Philippines: Economic growth slows in the first quarter
May 30, 2011
In the first quarter, GDP expanded 4.9% over the same period the year before. The reading came in below the 6.1% increase observed in the fourth quarter (previously reported: +7.1% year-on-year) and market expectations that had seen GDP growing at a faster rate of 5.1%. The slower pace of economic growth was partially associated with a base effect from Q1 2010, when government spending boosted GDP growth to 8.4%. Furthermore, this was also the first time when the national accounts were calculated using a new data series rebased to constant 2000 prices.

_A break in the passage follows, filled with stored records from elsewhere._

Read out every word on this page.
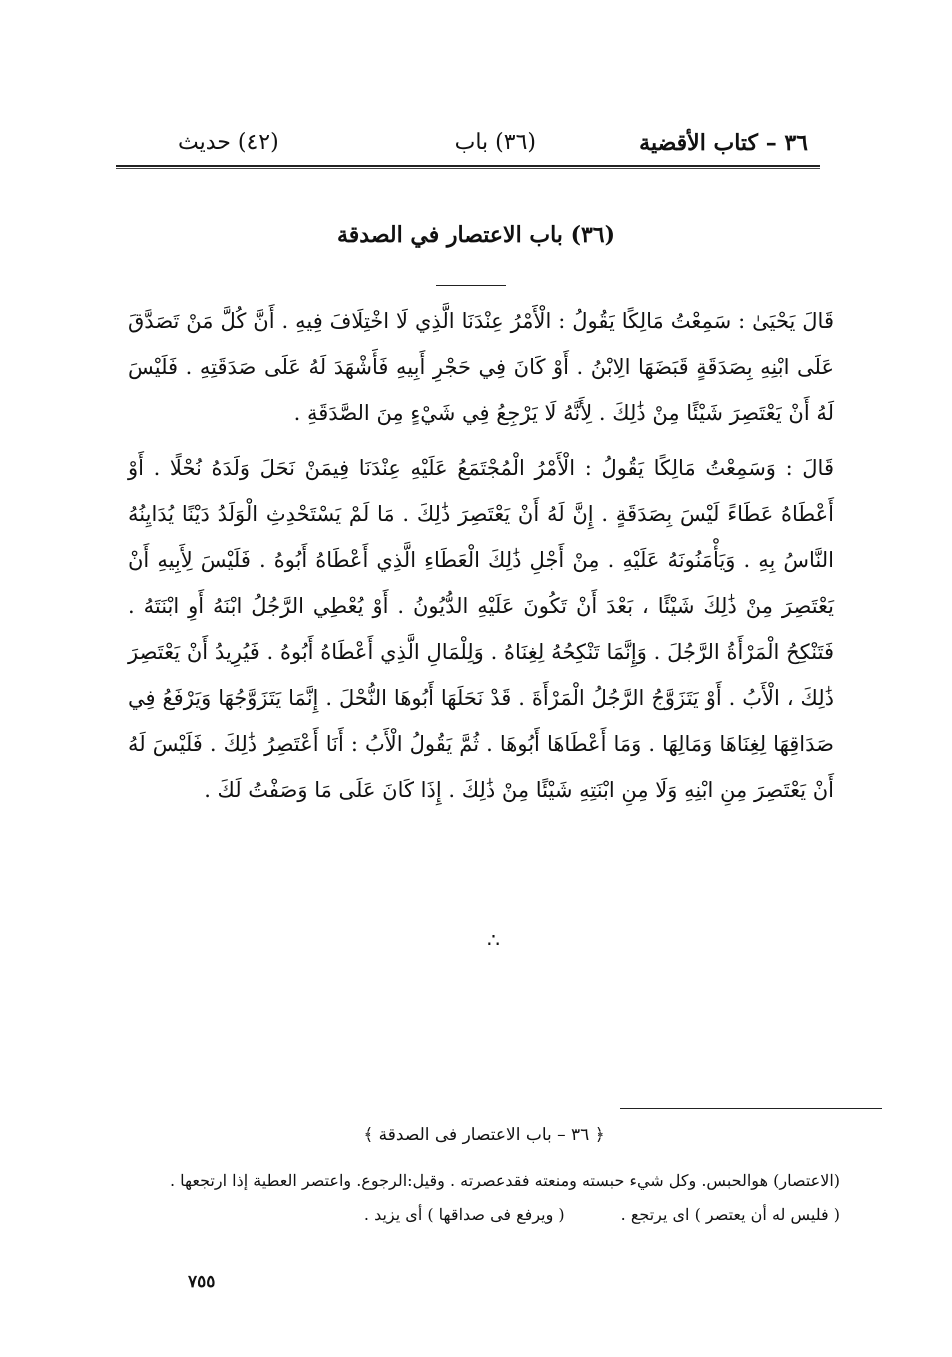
٣٦ – كتاب الأقضية
(٣٦) باب
(٤٢) حديث
(٣٦) باب الاعتصار في الصدقة

قَالَ يَحْيَىٰ : سَمِعْتُ مَالِكًا يَقُولُ : الْأَمْرُ عِنْدَنَا الَّذِي لَا اخْتِلَافَ فِيهِ . أَنَّ كُلَّ مَنْ تَصَدَّقَ عَلَى ابْنِهِ بِصَدَقَةٍ قَبَضَهَا الِابْنُ . أَوْ كَانَ فِي حَجْرِ أَبِيهِ فَأَشْهَدَ لَهُ عَلَى صَدَقَتِهِ . فَلَيْسَ لَهُ أَنْ يَعْتَصِرَ شَيْئًا مِنْ ذَٰلِكَ . لِأَنَّهُ لَا يَرْجِعُ فِي شَيْءٍ مِنَ الصَّدَقَةِ .

قَالَ : وَسَمِعْتُ مَالِكًا يَقُولُ : الْأَمْرُ الْمُجْتَمَعُ عَلَيْهِ عِنْدَنَا فِيمَنْ نَحَلَ وَلَدَهُ نُحْلًا . أَوْ أَعْطَاهُ عَطَاءً لَيْسَ بِصَدَقَةٍ . إِنَّ لَهُ أَنْ يَعْتَصِرَ ذَٰلِكَ . مَا لَمْ يَسْتَحْدِثِ الْوَلَدُ دَيْنًا يُدَايِنُهُ النَّاسُ بِهِ . وَيَأْمَنُونَهُ عَلَيْهِ . مِنْ أَجْلِ ذَٰلِكَ الْعَطَاءِ الَّذِي أَعْطَاهُ أَبُوهُ . فَلَيْسَ لِأَبِيهِ أَنْ يَعْتَصِرَ مِنْ ذَٰلِكَ شَيْئًا ، بَعْدَ أَنْ تَكُونَ عَلَيْهِ الدُّيُونُ . أَوْ يُعْطِي الرَّجُلُ ابْنَهُ أَوِ ابْنَتَهُ . فَتَنْكِحُ الْمَرْأَةُ الرَّجُلَ . وَإِنَّمَا تَنْكِحُهُ لِغِنَاهُ . وَلِلْمَالِ الَّذِي أَعْطَاهُ أَبُوهُ . فَيُرِيدُ أَنْ يَعْتَصِرَ ذَٰلِكَ ، الْأَبُ . أَوْ يَتَزَوَّجُ الرَّجُلُ الْمَرْأَةَ . قَدْ نَحَلَهَا أَبُوهَا النُّحْلَ . إِنَّمَا يَتَزَوَّجُهَا وَيَرْفَعُ فِي صَدَاقِهَا لِغِنَاهَا وَمَالِهَا . وَمَا أَعْطَاهَا أَبُوهَا . ثُمَّ يَقُولُ الْأَبُ : أَنَا أَعْتَصِرُ ذَٰلِكَ . فَلَيْسَ لَهُ أَنْ يَعْتَصِرَ مِنِ ابْنِهِ وَلَا مِنِ ابْنَتِهِ شَيْئًا مِنْ ذَٰلِكَ . إِذَا كَانَ عَلَى مَا وَصَفْتُ لَكَ .

∴

﴿ ٣٦ – باب الاعتصار فى الصدقة ﴾

(الاعتصار) هوالحبس. وكل شيء حبسته ومنعته فقدعصرته . وقيل:الرجوع. واعتصر العطية إذا ارتجعها .

( فليس له أن يعتصر ) اى يرتجع .( ويرفع فى صداقها ) أى يزيد .

٧٥٥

As a consequence of the change in methodology, the full-year economic growth for 2010 was revised upwards to 7.6% from the previously estimated 7.3%. According to the Philippine National Statistical Coordination Board (NSCB), the weaker growth in Q1 mainly reflected government underspending as well as weak performance of the external sector. Government consumption declined a whopping 17.2% in the first quarter, down from a 6.6% contraction registered in the fourth quarter. Private consumption growth remained unchanged from the fourth quarter and added 4.9% in the first. Investment decelerated from growth of 16.1% in the fourth quarter to a 12.0% increase in the first quarter. Exports of goods and services decelerated to 3.3% (Q4: +16.8% yoy), while imports grew at a slower 8.8% pace (Q4: +21.9% yoy). As a result, the net contribution of the external sector to overall economic growth remained negative although improved slightly from minus 3.1 percentage points in the fourth quarter to minus 2.6 percentage points in the first. At the sector level, the quarterly reading was driven by growth of 7.2% in the industrial sector (Q4: +6.5% yoy) as well as in services, which added 3.7% (Q4: +6.4% yoy). The agricultural sector remained broadly stable, increasing 4.2% in the first quarter (Q4: +4.1% yoy). The government expects growth to remain within the 7.0 - 8.0% target for 2011.